"Remember Charlie, Remember Baker." -- Billy Joel, Goodnight Saigon
Along with a half-dozen or so fellow Sam Meas supporters/staffers, I just attended the Baker/Tisei "kick-off" event at the VFW here in Lowell.
Both came off as polished speakers who had good things to say about fixing the mess on Beacon Hill. Two big feathers in Mr. Baker's cap are his track record with turnarounds -- first as Bill Weld's whiz kid back in the 1990s, and then again with Harvard Pilgrim.
One of the things he said that certainly struck a chord inside this author's rib cage related to comparisons between the public and private sector -- in tough economic times, the private sector workforce can take a tough thumping while the public sector chugs along or even grows. Specifically, Baker referenced Gov. Patrick recently filling 1300 vacancies in the State Government.
As someone in the hunt for a full-time job right now (thanks to some anticipated training courses being filled to quota and a mobilization getting 'bumped to the right') things look really good on the public side of the house and not so good on the private side.
If I had an MBA, or a JD, or a technical background (i.e. a specific skill like Accounting or Computer Science) things might be very different. In fact, the private sector might be offering double whatever I could command as a GS-11 or a GS-12.
However, I don't, and it doesn't.
So the private sector offers me entry-level type stuff that would MAYBE allow me to meet all my bills each month.

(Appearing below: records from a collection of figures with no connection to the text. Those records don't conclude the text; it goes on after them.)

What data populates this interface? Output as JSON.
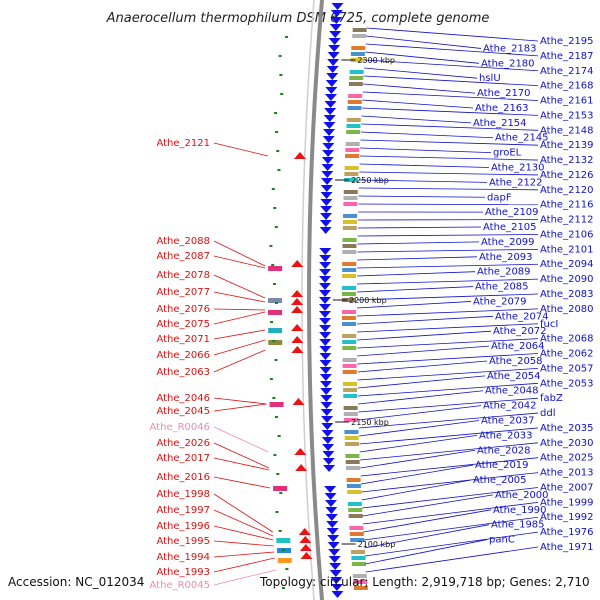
{
  "title": "Anaerocellum thermophilum DSM 6725, complete genome",
  "footer": {
    "accession": "Accession: NC_012034",
    "topology": "Topology: circular; Length: 2,919,718 bp; Genes: 2,710"
  },
  "colors": {
    "right_label": "#1010cc",
    "left_label": "#dd1111",
    "left_label_pink": "#f08ab0",
    "forward_strand": "#1010ee",
    "reverse_strand": "#ee1111",
    "ring": "#888888",
    "gc_mark": "#118811"
  },
  "scale_ticks": [
    "2300 kbp",
    "2250 kbp",
    "2200 kbp",
    "2150 kbp",
    "2100 kbp"
  ],
  "right_labels": [
    "Athe_2195",
    "Athe_2183",
    "Athe_2187",
    "Athe_2180",
    "Athe_2174",
    "hslU",
    "Athe_2168",
    "Athe_2170",
    "Athe_2161",
    "Athe_2163",
    "Athe_2153",
    "Athe_2154",
    "Athe_2148",
    "Athe_2145",
    "Athe_2139",
    "groEL",
    "Athe_2132",
    "Athe_2130",
    "Athe_2126",
    "Athe_2122",
    "Athe_2120",
    "dapF",
    "Athe_2116",
    "Athe_2109",
    "Athe_2112",
    "Athe_2105",
    "Athe_2106",
    "Athe_2099",
    "Athe_2101",
    "Athe_2093",
    "Athe_2094",
    "Athe_2089",
    "Athe_2090",
    "Athe_2085",
    "Athe_2083",
    "Athe_2079",
    "Athe_2080",
    "Athe_2074",
    "fucI",
    "Athe_2072",
    "Athe_2068",
    "Athe_2064",
    "Athe_2062",
    "Athe_2058",
    "Athe_2057",
    "Athe_2054",
    "Athe_2053",
    "Athe_2048",
    "fabZ",
    "Athe_2042",
    "ddl",
    "Athe_2037",
    "Athe_2035",
    "Athe_2033",
    "Athe_2030",
    "Athe_2028",
    "Athe_2025",
    "Athe_2019",
    "Athe_2013",
    "Athe_2005",
    "Athe_2007",
    "Athe_2000",
    "Athe_1999",
    "Athe_1990",
    "Athe_1992",
    "Athe_1985",
    "Athe_1976",
    "panC",
    "Athe_1971"
  ],
  "left_labels": [
    "Athe_2121",
    "Athe_2088",
    "Athe_2087",
    "Athe_2078",
    "Athe_2077",
    "Athe_2076",
    "Athe_2075",
    "Athe_2071",
    "Athe_2066",
    "Athe_2063",
    "Athe_2046",
    "Athe_2045",
    "Athe_R0046",
    "Athe_2026",
    "Athe_2017",
    "Athe_2016",
    "Athe_1998",
    "Athe_1997",
    "Athe_1996",
    "Athe_1995",
    "Athe_1994",
    "Athe_1993",
    "Athe_R0045"
  ]
}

But that's without even factoring in the "what-ifs" of car repair, new clothes, birthday presents to shop for, or pesky things that I always leave out of budgets like haircuts and car washes.
Meanwhile, in public sector country, it seems that my qualifications command about $30k more, which, when you divide by 12, sure makes the math work a lot better, with plenty of rainy-day contingency spoken for, not to mention those nice things people like to do, such as Roth IRA contributions or other long-term investments.
Here's why that ought to give the taxpayer cause for concern: The old tradeoff between public and private was this: If you work in the public sector, you're trading in your lower salary for the job security and benefits being offered by Uncle Sam. In other words, you were making a compromise.
Maybe this is just unique to the bad economy, to someone without an applicable advanced degree, or to a veteran who can get an automatic foot in the door on the govvie side, but at least through the eyes of this job seeker, there isn't that compromise. If you're going to offer me 40-hour weeks, great benefits, and robust pay, I'm not seeing the catch.
Things just seem a lot better in the public sector.
In the short-term, that's great for me, but can that really be sustainable in the long-term for the country?
I offer no numbers to back this up, but my hunch is to say 'no way.' The 'something' that's going to have to give is either going to be the availability, pay, pension, or benefits of public sector work.